If you happen to see a contractor walking around your house, taking pictures, don’t panic. It’s just your lender “inspecting” your property.

According to new rules announced by Fannie Mae this week, mortgage servicers will be required to “order” a “property inspection” no later than 45 days after a homeowner misses a mortgage payment. “The servicer must continue to obtain property inspections every 30 days thereafter” until the delinquency is resolved.

If the servicer determines that the property is abandoned “the servicer must perform an interior inspection upon confirmation of abandonment,” according to Fannie’s guidelines, which go into effect on Sept.1

Fannie’s current policy requires inspections only when servicers are unable to reach delinquent borrowers or when they determine the borrower isn’t willing to try to work out a solution. But the inspections are not required until the mortgage is 135 days delinquent or the servicer begins foreclosure proceedings.

The new policy is an extra effort to try to protect Fannie’s investment in these assets.  But has Fannie heard of the widely reported stories of banks breaking into people’s homes to “inspect” and “secure” them, claiming the homes are vacant when they are not?

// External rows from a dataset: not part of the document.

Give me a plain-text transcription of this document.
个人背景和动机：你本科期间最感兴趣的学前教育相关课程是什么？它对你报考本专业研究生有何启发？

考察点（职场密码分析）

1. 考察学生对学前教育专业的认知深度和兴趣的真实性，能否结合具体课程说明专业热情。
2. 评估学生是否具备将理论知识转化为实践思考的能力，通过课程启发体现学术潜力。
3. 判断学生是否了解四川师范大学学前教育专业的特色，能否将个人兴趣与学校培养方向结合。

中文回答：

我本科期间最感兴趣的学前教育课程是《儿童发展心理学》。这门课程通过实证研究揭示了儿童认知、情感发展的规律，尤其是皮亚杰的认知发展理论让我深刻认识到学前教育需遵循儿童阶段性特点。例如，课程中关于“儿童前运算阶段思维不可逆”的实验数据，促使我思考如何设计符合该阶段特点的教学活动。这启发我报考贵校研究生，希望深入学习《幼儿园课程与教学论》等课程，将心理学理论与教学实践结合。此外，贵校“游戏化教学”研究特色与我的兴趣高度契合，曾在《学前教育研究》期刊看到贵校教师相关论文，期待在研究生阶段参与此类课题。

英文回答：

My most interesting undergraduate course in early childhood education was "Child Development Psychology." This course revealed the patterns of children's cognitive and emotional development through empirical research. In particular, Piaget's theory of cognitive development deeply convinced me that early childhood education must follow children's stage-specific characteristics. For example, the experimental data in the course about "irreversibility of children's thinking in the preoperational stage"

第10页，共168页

For example, there is the story Nancy Jacobini in Orlando. Late last year she called 911, desperately asking for help as a man tried to break into her house.  After police arrived, she learned that the man was a contractor who wanted to “secure” her home on behalf of her lender, Chase. The inspector said he thought the house was vacant. A Chase spokeswoman has told me this was an isolated mistake and that they have apologized to Jacobini.

Speaking of mistakes, you might want to know that some of these lender/servicer break-in cases that have been reported over the last two years involved homeowners who were current on their mortgages.

But let’s get back to the new policy.

First, it’s important to understand how this works and the number of people involved in this process. Servicers don’t hire and train their own inspectors. They hire a property management company, which then hires contractors to go out and do the “inspections.”

The question is how does the servicer’s inspector determine whether a home is vacant before securing it? Do they peek through your window? Do they assume your home is vacant if you haven’t mowed your grass and happen to be on vacation?

A Fannie spokeswoman says the process involves various steps and it includes checking to see if utilities are on, if there are people in the house and if there is furniture in the property.

But how do you know if there is furniture in the property before you enter the house?

The spokeswoman declined further comment beyond what is explained in the guidelines.

According to the guidelines, “The servicer must be able to obtain a signed copy of the inspection report that first reported the vacancy, in which the person who actually performed the inspection certifies that he or she has personally gone to the property location and confirmed that the property is vacant.”

To avoid any misunderstandings, on top of paying your mortgage you should probably make sure you pay the utility bills before you go out of town.